Following two hikes in the reserve requirement ratio of commercial banks - the proportion of money they must keep aside as reserves - it is widely believed that a new bout of policy tightening has begun.
The hikes came after the authorities imposed a series of real estate-targeted policies late last year, sending an unequivocal signal that the rapid rise in home prices is intolerable, analysts said. Interest rate hikes could also be in the pipeline if inflation continues to pick up.
However, facing the still uncertain economic recovery across the globe from the financial crisis and its murky export prospects, China is unlikely to overdo its tightening measures. Instead, it would try to nip economic overheating in the bud while ensuring stable economic growth, according to analysts.
"The State Council (the cabinet) seems to be treading a tightrope as it seeks a balance between ensuring stable growth and preventing overheating," said Standard Chartered Bank economists Stephen Green and Li Wei in a recent report.
China's gross domestic product (GDP) growth reached 8.7 percent year-on-year in 2009, but bottomed out from 6.2 percent in the first quarter and accelerated to hit 10.7 percent in the fourth.
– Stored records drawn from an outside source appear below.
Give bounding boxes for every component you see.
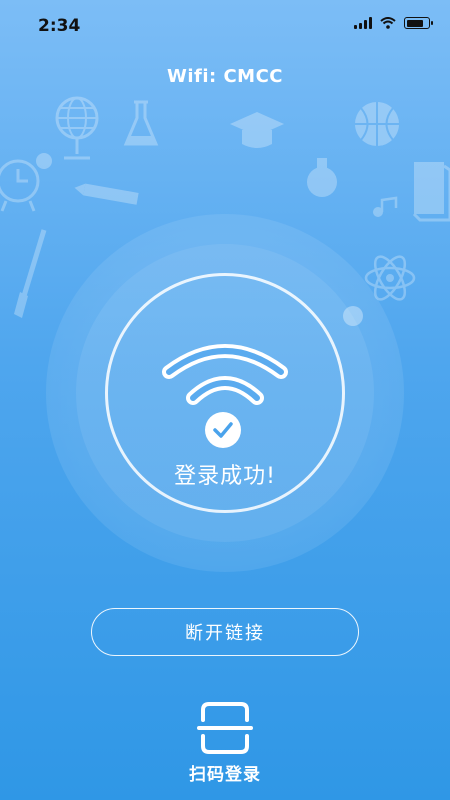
wifi-network-title: Wifi: CMCC	[166, 66, 284, 87]
battery-level	[406, 19, 423, 27]
flask-icon	[123, 100, 159, 146]
status-bar: 2:34	[0, 0, 450, 44]
orbit-dot	[343, 306, 363, 326]
disconnect-button-label: 断开链接	[185, 623, 265, 644]
scan-icon	[197, 702, 253, 754]
paintbrush-icon	[14, 229, 47, 318]
wifi-icon	[162, 344, 288, 405]
basketball-icon	[355, 102, 399, 146]
graduation-cap-icon	[230, 112, 284, 148]
alarm-clock-icon	[0, 153, 52, 212]
battery-icon	[404, 17, 433, 29]
scan-login-button[interactable]: 扫码登录	[175, 698, 275, 788]
status-icons	[354, 17, 433, 29]
scan-login-label: 扫码登录	[189, 765, 261, 785]
music-note-icon	[373, 196, 398, 217]
login-success-text: 登录成功!	[174, 464, 276, 489]
wifi-status-icon	[380, 17, 396, 29]
disconnect-button[interactable]: 断开链接	[91, 608, 359, 656]
check-icon	[205, 412, 241, 448]
cellular-signal-icon	[354, 17, 372, 29]
pencil-icon	[74, 183, 139, 205]
status-time: 2:34	[38, 16, 81, 36]
book-icon	[412, 162, 450, 222]
lightbulb-icon	[307, 158, 337, 197]
globe-icon	[55, 96, 99, 160]
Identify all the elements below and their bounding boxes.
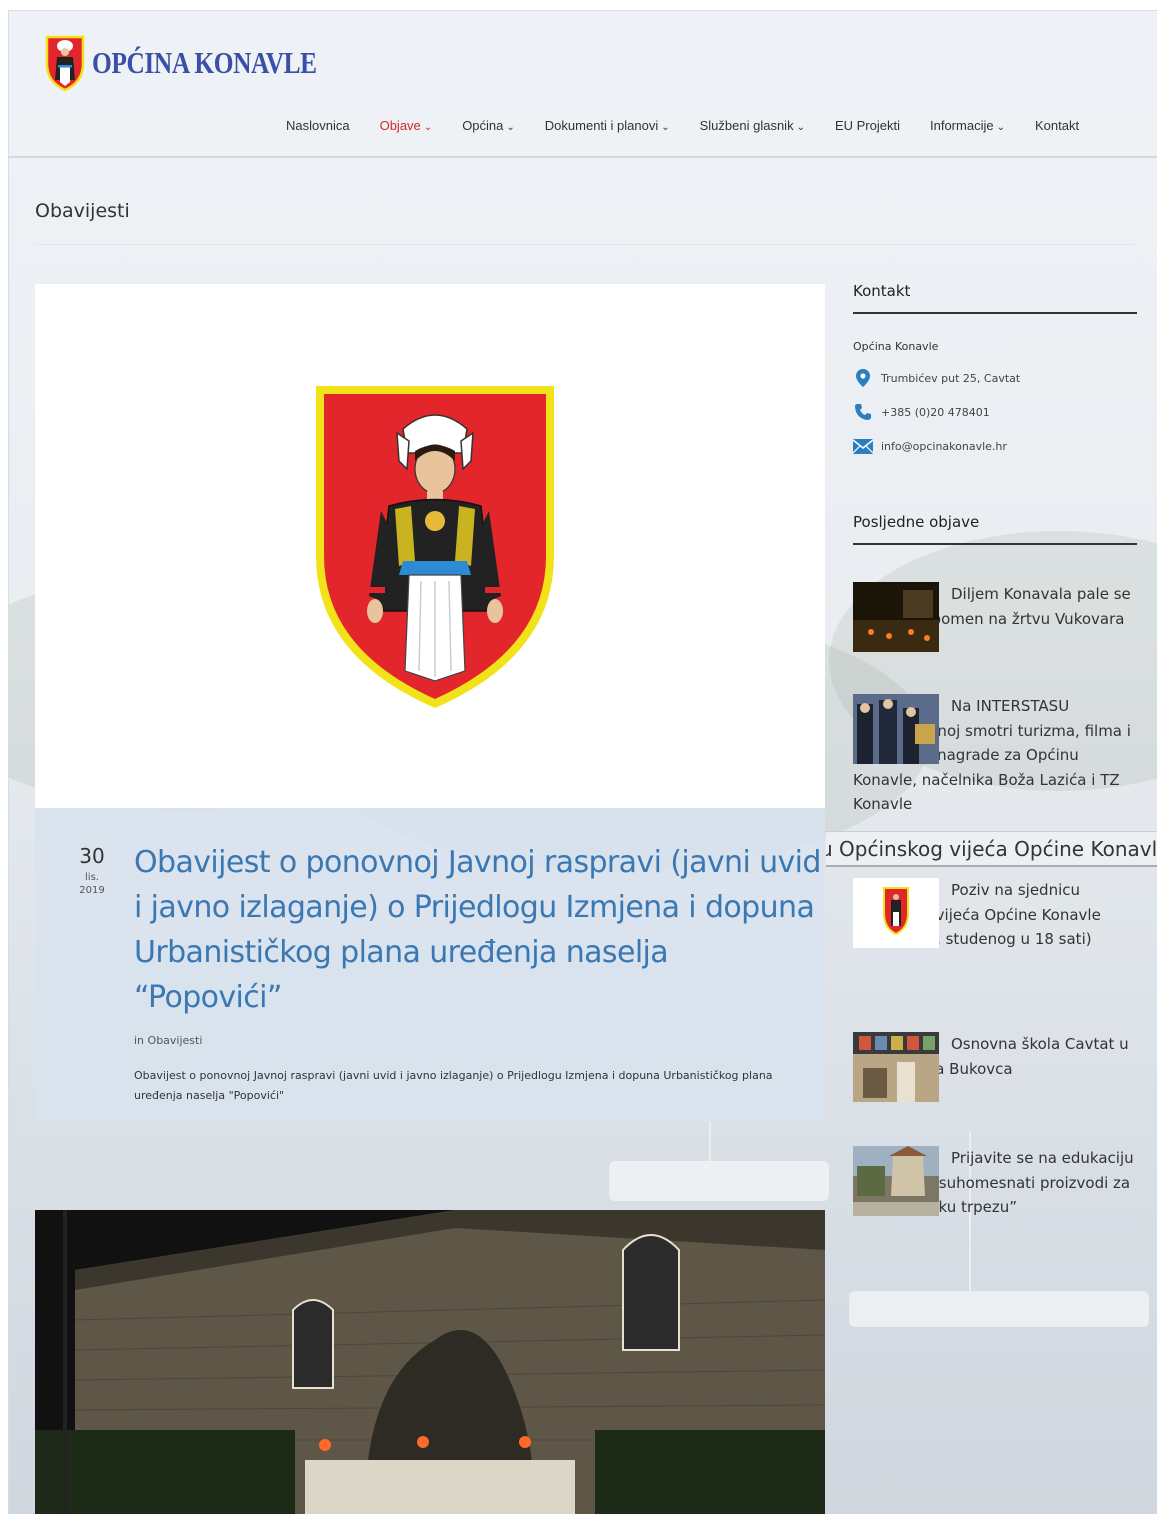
post-excerpt: Obavijest o ponovnoj Javnoj raspravi (ja… (134, 1069, 773, 1102)
nav-item-kontakt[interactable]: Kontakt (1035, 118, 1079, 133)
nav-item-dokumenti-i-planovi[interactable]: Dokumenti i planovi ⌄ (545, 118, 670, 133)
post-category-link[interactable]: Obavijesti (148, 1034, 203, 1047)
nav-item-informacije[interactable]: Informacije ⌄ (930, 118, 1005, 133)
contact-org: Općina Konavle (853, 340, 939, 353)
recent-post-thumbnail (853, 582, 939, 652)
nav-item-eu-projekti[interactable]: EU Projekti (835, 118, 900, 133)
page-title: Obavijesti (35, 200, 130, 222)
recent-post-thumbnail (853, 694, 939, 764)
nav-item-naslovnica[interactable]: Naslovnica (286, 118, 350, 133)
envelope-icon (853, 437, 873, 455)
sidebar: Kontakt Općina Konavle Trumbićev put 25,… (853, 282, 1137, 1216)
chevron-down-icon: ⌄ (996, 122, 1005, 133)
nav-item-label: Informacije (930, 118, 994, 133)
recent-post-item[interactable]: Prijavite se na edukaciju ”Tradicijski s… (853, 1146, 1137, 1220)
recent-post-item[interactable]: Diljem Konavala pale se svijeće u spomen… (853, 582, 1137, 652)
post-featured-image[interactable] (35, 284, 825, 808)
nav-item-label: Naslovnica (286, 118, 350, 133)
post-featured-image-2[interactable] (35, 1210, 825, 1514)
konavle-coat-of-arms-icon (316, 386, 554, 708)
map-pin-icon (853, 369, 873, 387)
phone-icon (853, 403, 873, 421)
post-date: 30 lis. 2019 (75, 844, 109, 896)
contact-widget-title: Kontakt (853, 282, 1137, 314)
post-date-year: 2019 (79, 885, 105, 896)
nav-item-label: Službeni glasnik (699, 118, 794, 133)
nav-item-objave[interactable]: Objave ⌄ (380, 118, 433, 133)
recent-post-item[interactable]: Osnovna škola Cavtat u znaku Vlaha Bukov… (853, 1032, 1137, 1102)
main-nav: Naslovnica Objave ⌄ Općina ⌄ Dokumenti i plan… (286, 118, 1079, 133)
site-header: OPĆINA KONAVLE Naslovnica Objave ⌄ Općina ⌄ D… (8, 10, 1157, 158)
contact-phone: +385 (0)20 478401 (853, 403, 1137, 421)
contact-email-link[interactable]: info@opcinakonavle.hr (881, 440, 1007, 453)
site-logo[interactable]: OPĆINA KONAVLE (44, 34, 366, 92)
notification-ticker[interactable]: u Općinskog vijeća Općine Konavle (826, 831, 1157, 867)
post-meta: in Obavijesti (134, 1034, 202, 1047)
nav-item-op-ina[interactable]: Općina ⌄ (462, 118, 515, 133)
nav-item-label: Općina (462, 118, 504, 133)
contact-email: info@opcinakonavle.hr (853, 437, 1137, 455)
recent-post-thumbnail (853, 1032, 939, 1102)
recent-post-item[interactable]: Na INTERSTASU Međunarodnoj smotri turizm… (853, 694, 1137, 817)
contact-phone-link[interactable]: +385 (0)20 478401 (881, 406, 990, 419)
nav-item-label: EU Projekti (834, 118, 900, 133)
post-card: 30 lis. 2019 Obavijest o ponovnoj Javnoj… (35, 808, 825, 1122)
contact-address-text: Trumbićev put 25, Cavtat (881, 371, 1021, 385)
site-brand: OPĆINA KONAVLE (92, 45, 317, 80)
chevron-down-icon: ⌄ (423, 122, 433, 133)
chevron-down-icon: ⌄ (661, 122, 670, 133)
nav-item-label: Dokumenti i planovi (544, 118, 659, 133)
recent-post-item[interactable]: Poziv na sjednicu Općinskog vijeća Općin… (853, 878, 1137, 952)
chevron-down-icon: ⌄ (506, 122, 515, 133)
contact-address: Trumbićev put 25, Cavtat (853, 369, 1137, 387)
post-date-month: lis. (85, 872, 99, 883)
post-date-day: 30 (79, 844, 105, 868)
nav-item-label: Objave (379, 118, 421, 133)
post-meta-prefix: in (134, 1034, 145, 1047)
recent-posts-title: Posljedne objave (853, 513, 1137, 545)
recent-post-thumbnail (853, 1146, 939, 1216)
title-divider (35, 244, 1135, 245)
chevron-down-icon: ⌄ (796, 122, 805, 133)
church-night-photo (35, 1210, 825, 1514)
nav-item-slu-beni-glasnik[interactable]: Službeni glasnik ⌄ (700, 118, 805, 133)
konavle-crest-icon (45, 35, 85, 92)
post-title-link[interactable]: Obavijest o ponovnoj Javnoj raspravi (ja… (134, 840, 824, 1020)
ticker-text: u Općinskog vijeća Općine Konavle (826, 837, 1157, 861)
nav-item-label: Kontakt (1034, 118, 1080, 133)
recent-post-thumbnail (853, 878, 939, 948)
It is expected to rise further in the first quarter of this year, which risks triggering overheating of the economy, some fear.
Proper tightening - although the authorities may not use the term - could be adopted to cool it down, analysts said.
"China is set to implement an exit strategy (to the fiscal stimulus) as its economic growth picks up," said Zhang Xiaojing, an economist with the Chinese Academy of Social Sciences. "But it would be done in a very careful manner."
In the real estate sector, for example, the authorities have vowed to curb speculative deals while encouraging more investment in building low-cost affordable housing for low-income earners.
Land sales and related activities constitute the main source of revenue for local governments. If house prices drop dramatically, local governments would suffer from slumping income and could be plunged into an abyss of severe debt.
"If the real estate sector were to be endangered, it would not be a problem for individuals or banks," said Zhang.
"It would be a problem for national finances" because the central government would have to save bankrupt local governments.